Attualità
Immondizia in spiaggia a Caucana e a Casuzze, Agnello: "Il litorale non è terra di nessuno"
Interviene il presidente del consiglio comunale: "Chi sporca non deve pensare di farla franca"
Santa Croce Camerina torna a fare i conti con l’inciviltà lungo i litorali di Caucana e Casuzze, dove nelle ultime ore sono circolate immagini che mostrano rifiuti abbandonati in modo indiscriminato. A intervenire è il Presidente del Consiglio comunale, Luca Agnello, che richiama l’attenzione su un fenomeno tutt’altro che nuovo e che, proprio per questo, richiede un approccio diverso dalla semplice indignazione.

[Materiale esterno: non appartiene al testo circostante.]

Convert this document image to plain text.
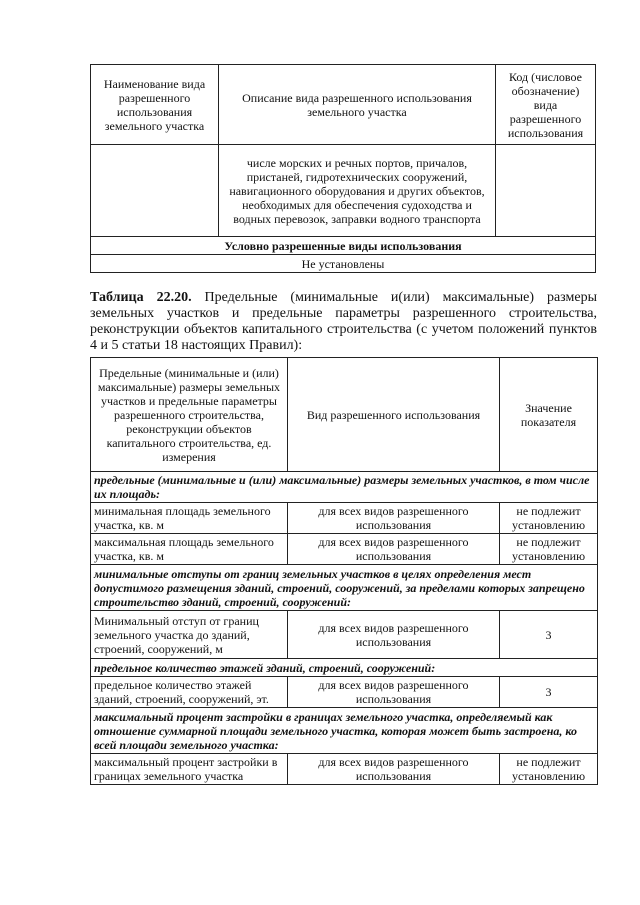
Наименование вида разрешенного использования земельного участка	Описание вида разрешенного использования земельного участка	Код (числовое обозначение) вида разрешенного использования
	числе морских и речных портов, причалов, пристаней, гидротехнических сооружений, навигационного оборудования и других объектов, необходимых для обеспечения судоходства и водных перевозок, заправки водного транспорта	
Условно разрешенные виды использования		
Не установлены		
Таблица 22.20. Предельные (минимальные и(или) максимальные) размеры земельных участков и предельные параметры разрешенного строительства, реконструкции объектов капитального строительства (с учетом положений пунктов 4 и 5 статьи 18 настоящих Правил):
Предельные (минимальные и (или) максимальные) размеры земельных участков и предельные параметры разрешенного строительства, реконструкции объектов капитального строительства, ед. измерения	Вид разрешенного использования	Значение показателя
предельные (минимальные и (или) максимальные) размеры земельных участков, в том числе их площадь:		
минимальная площадь земельного участка, кв. м	для всех видов разрешенного использования	не подлежит установлению
максимальная площадь земельного участка, кв. м	для всех видов разрешенного использования	не подлежит установлению
минимальные отступы от границ земельных участков в целях определения мест допустимого размещения зданий, строений, сооружений, за пределами которых запрещено строительство зданий, строений, сооружений:		
Минимальный отступ от границ земельного участка до зданий, строений, сооружений, м	для всех видов разрешенного использования	3
предельное количество этажей зданий, строений, сооружений:		
предельное количество этажей зданий, строений, сооружений, эт.	для всех видов разрешенного использования	3
максимальный процент застройки в границах земельного участка, определяемый как отношение суммарной площади земельного участка, которая может быть застроена, ко всей площади земельного участка:		
максимальный процент застройки в границах земельного участка	для всех видов разрешенного использования	не подлежит установлению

“Nessuno può giustificare l'inciviltà di chi abbandona i rifiuti. Ma proprio perché conosciamo il fenomeno, non possiamo limitarci a constatarne gli effetti quando questi si sono già prodotti”, afferma Agnello, sottolineando come le immagini diffuse restituiscano una situazione “da condannare senza esitazioni”. Chi utilizza il territorio come una discarica, soprattutto approfittando del momento in cui le abitazioni estive vengono svuotate, “compie un atto di inciviltà che danneggia l'ambiente e trasferisce sulla collettività il costo delle proprie irresponsabilità”.
Il Presidente del Consiglio evidenzia però un punto chiave: non si tratta di un fenomeno imprevedibile. Ogni fine stagione, da anni, si ripetono episodi analoghi, e anche quest’estate non sono mancate segnalazioni. Di fronte a una condotta ricorrente, la prevenzione diventa quindi essenziale.

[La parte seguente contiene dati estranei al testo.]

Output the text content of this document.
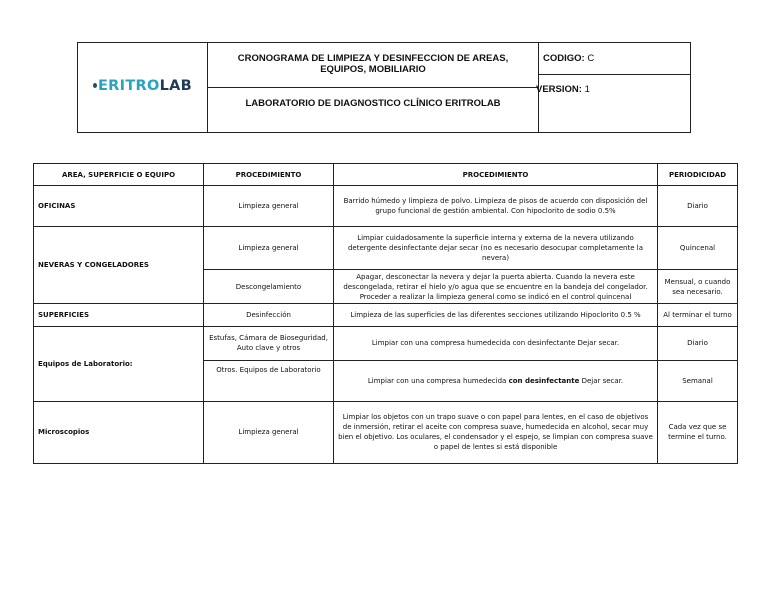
ERITROLAB
CRONOGRAMA DE LIMPIEZA Y DESINFECCION DE AREAS,
EQUIPOS, MOBILIARIO
LABORATORIO DE DIAGNOSTICO CLÍNICO ERITROLAB
CODIGO: C
VERSION: 1
AREA, SUPERFICIE O EQUIPO	PROCEDIMIENTO	PROCEDIMIENTO	PERIODICIDAD
OFICINAS	Limpieza general	Barrido húmedo y limpieza de polvo. Limpieza de pisos de acuerdo con disposición del grupo funcional de gestión ambiental. Con hipoclorito de sodio 0.5%	Diario
NEVERAS Y CONGELADORES	Limpieza general	Limpiar cuidadosamente la superficie interna y externa de la nevera utilizando detergente desinfectante dejar secar (no es necesario desocupar completamente la nevera)	Quincenal
	Descongelamiento	Apagar, desconectar la nevera y dejar la puerta abierta. Cuando la nevera este descongelada, retirar el hielo y/o agua que se encuentre en la bandeja del congelador. Proceder a realizar la limpieza general como se indicó en el control quincenal	Mensual, o cuando sea necesario.
SUPERFICIES	Desinfección	Limpieza de las superficies de las diferentes secciones utilizando Hipoclorito 0.5 %	Al terminar el turno
Equipos de Laboratorio:	Estufas, Cámara de Bioseguridad, Auto clave y otros	Limpiar con una compresa humedecida con desinfectante Dejar secar.	Diario
	Otros. Equipos de Laboratorio	Limpiar con una compresa humedecida con desinfectante Dejar secar.	Semanal
Microscopios	Limpieza general	Limpiar los objetos con un trapo suave o con papel para lentes, en el caso de objetivos de inmersión, retirar el aceite con compresa suave, humedecida en alcohol, secar muy bien el objetivo. Los oculares, el condensador y el espejo, se limpian con compresa suave o papel de lentes si está disponible	Cada vez que se termine el turno.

Agnello ricorda che il territorio dispone già di strumenti utili: il potenziamento stagionale della Polizia Municipale, la squadra volontari “Tutela del territorio” della Protezione Civile, i sistemi di videosorveglianza e le fototrappole, già impiegate con successo in altre aree sensibili per individuare i responsabili degli abbandoni illeciti. Da qui la domanda che pone pubblicamente: “In previsione di un fenomeno noto e puntualmente segnalato, queste attività di vigilanza e prevenzione sono state adeguatamente potenziate nelle aree maggiormente esposte? Mi auguro che la risposta sia positiva”.

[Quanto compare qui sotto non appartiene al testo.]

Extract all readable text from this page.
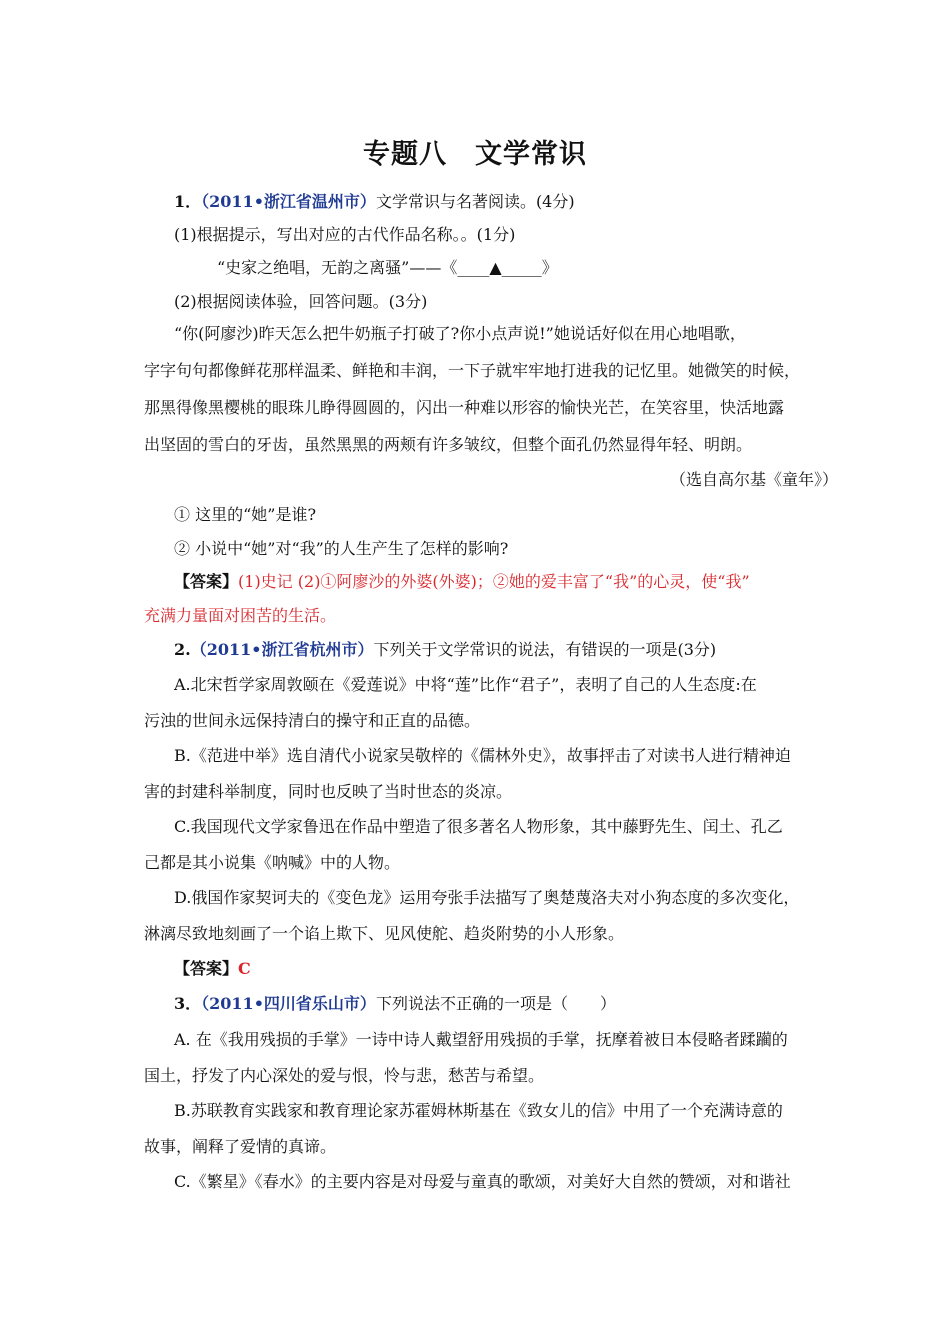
专题八　文学常识
1．（2011•浙江省温州市）文学常识与名著阅读。(4分)
(1)根据提示，写出对应的古代作品名称。。(1分)
“史家之绝唱，无韵之离骚”——《____▲_____》
(2)根据阅读体验，回答问题。(3分)
“你(阿廖沙)昨天怎么把牛奶瓶子打破了?你小点声说!”她说话好似在用心地唱歌，
字字句句都像鲜花那样温柔、鲜艳和丰润，一下子就牢牢地打进我的记忆里。她微笑的时候，
那黑得像黑樱桃的眼珠儿睁得圆圆的，闪出一种难以形容的愉快光芒，在笑容里，快活地露
出坚固的雪白的牙齿，虽然黑黑的两颊有许多皱纹，但整个面孔仍然显得年轻、明朗。
（选自高尔基《童年》）
① 这里的“她”是谁?
② 小说中“她”对“我”的人生产生了怎样的影响?
【答案】(1)史记 (2)①阿廖沙的外婆(外婆)；②她的爱丰富了“我”的心灵，使“我”
充满力量面对困苦的生活。
2.（2011•浙江省杭州市）下列关于文学常识的说法，有错误的一项是(3分)
A.北宋哲学家周敦颐在《爱莲说》中将“莲”比作“君子”，表明了自己的人生态度:在
污浊的世间永远保持清白的操守和正直的品德。
B.《范进中举》选自清代小说家吴敬梓的《儒林外史》，故事抨击了对读书人进行精神迫
害的封建科举制度，同时也反映了当时世态的炎凉。
C.我国现代文学家鲁迅在作品中塑造了很多著名人物形象，其中藤野先生、闰土、孔乙
己都是其小说集《呐喊》中的人物。
D.俄国作家契诃夫的《变色龙》运用夸张手法描写了奥楚蔑洛夫对小狗态度的多次变化，
淋漓尽致地刻画了一个谄上欺下、见风使舵、趋炎附势的小人形象。
【答案】C
3．（2011•四川省乐山市）下列说法不正确的一项是（　　）
A. 在《我用残损的手掌》一诗中诗人戴望舒用残损的手掌，抚摩着被日本侵略者蹂躏的
国土，抒发了内心深处的爱与恨，怜与悲，愁苦与希望。
B.苏联教育实践家和教育理论家苏霍姆林斯基在《致女儿的信》中用了一个充满诗意的
故事，阐释了爱情的真谛。
C.《繁星》《春水》的主要内容是对母爱与童真的歌颂，对美好大自然的赞颂，对和谐社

Infine, un auspicio che è anche un invito alla trasparenza: se l’Amministrazione è “al lavoro” per individuare i responsabili, Agnello chiede che vengano presto resi noti gli esiti delle attività e le eventuali sanzioni adottate. Un messaggio chiaro, rivolto a chi continua a deturpare il territorio: il litorale non è terra di nessuno, e chi sporca non deve pensare di farla franca.